Nachdem es in der vergangenen Nacht über Deutschland heftig gekracht hat, erwartet das Meteorologen-Team von ntv auch für den Abend teils kräftige Unwetter. Gewitter breiten sich von Frankreich über den Südwesten Deutschlands bis in die Mitte und ostwärts über Bayern aus. Auch im Norden sind einige kräftige Güsse inklusive Hagel möglich, besonders von Niedersachsen über Hamburg bis nach Schleswig-Holstein. Abseits der Schauer und Gewitter setzt sich zeitweise auch die Sonne durch.

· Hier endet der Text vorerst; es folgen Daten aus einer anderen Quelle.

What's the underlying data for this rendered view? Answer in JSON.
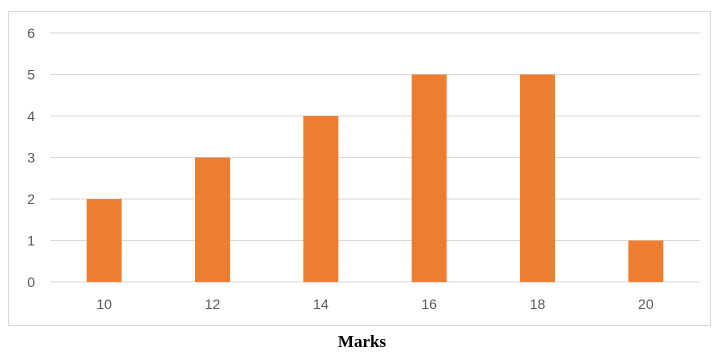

Unwetter mit teils heftigen Regenfällen setzten am Nachmittag Teile von Hessen unter Wasser. Bis zum frühen Abend gingen allein bei der Feuerwehr in Darmstadt rund 70 Notrufe ein, weil Wasser in Keller oder Souterrainwohnungen gelaufen war. Durch den Wasserdruck seien an mehreren Stellen Kanaldeckel nach oben gedrückt worden, teilte die Feuerwehr mit. In Frankfurt blieben Autos teils in überfluteten Unterführungen liegen. Auch im Nordosten der Pfalz ging Starkregen nieder. Unter anderem in Laumersheim nahe Grünstadt seien zahlreiche Notrufe wegen voll gelaufener Keller eingegangen, teilte die Polizei mit. Im benachbarten Obersülzen hätten die Zufahrtsstraßen zeitweise gesperrt werden müssen, da die Ortschaft zum Teil überflutet wurde und das Wasser aus der Kanalisation herausgesprudelt sei.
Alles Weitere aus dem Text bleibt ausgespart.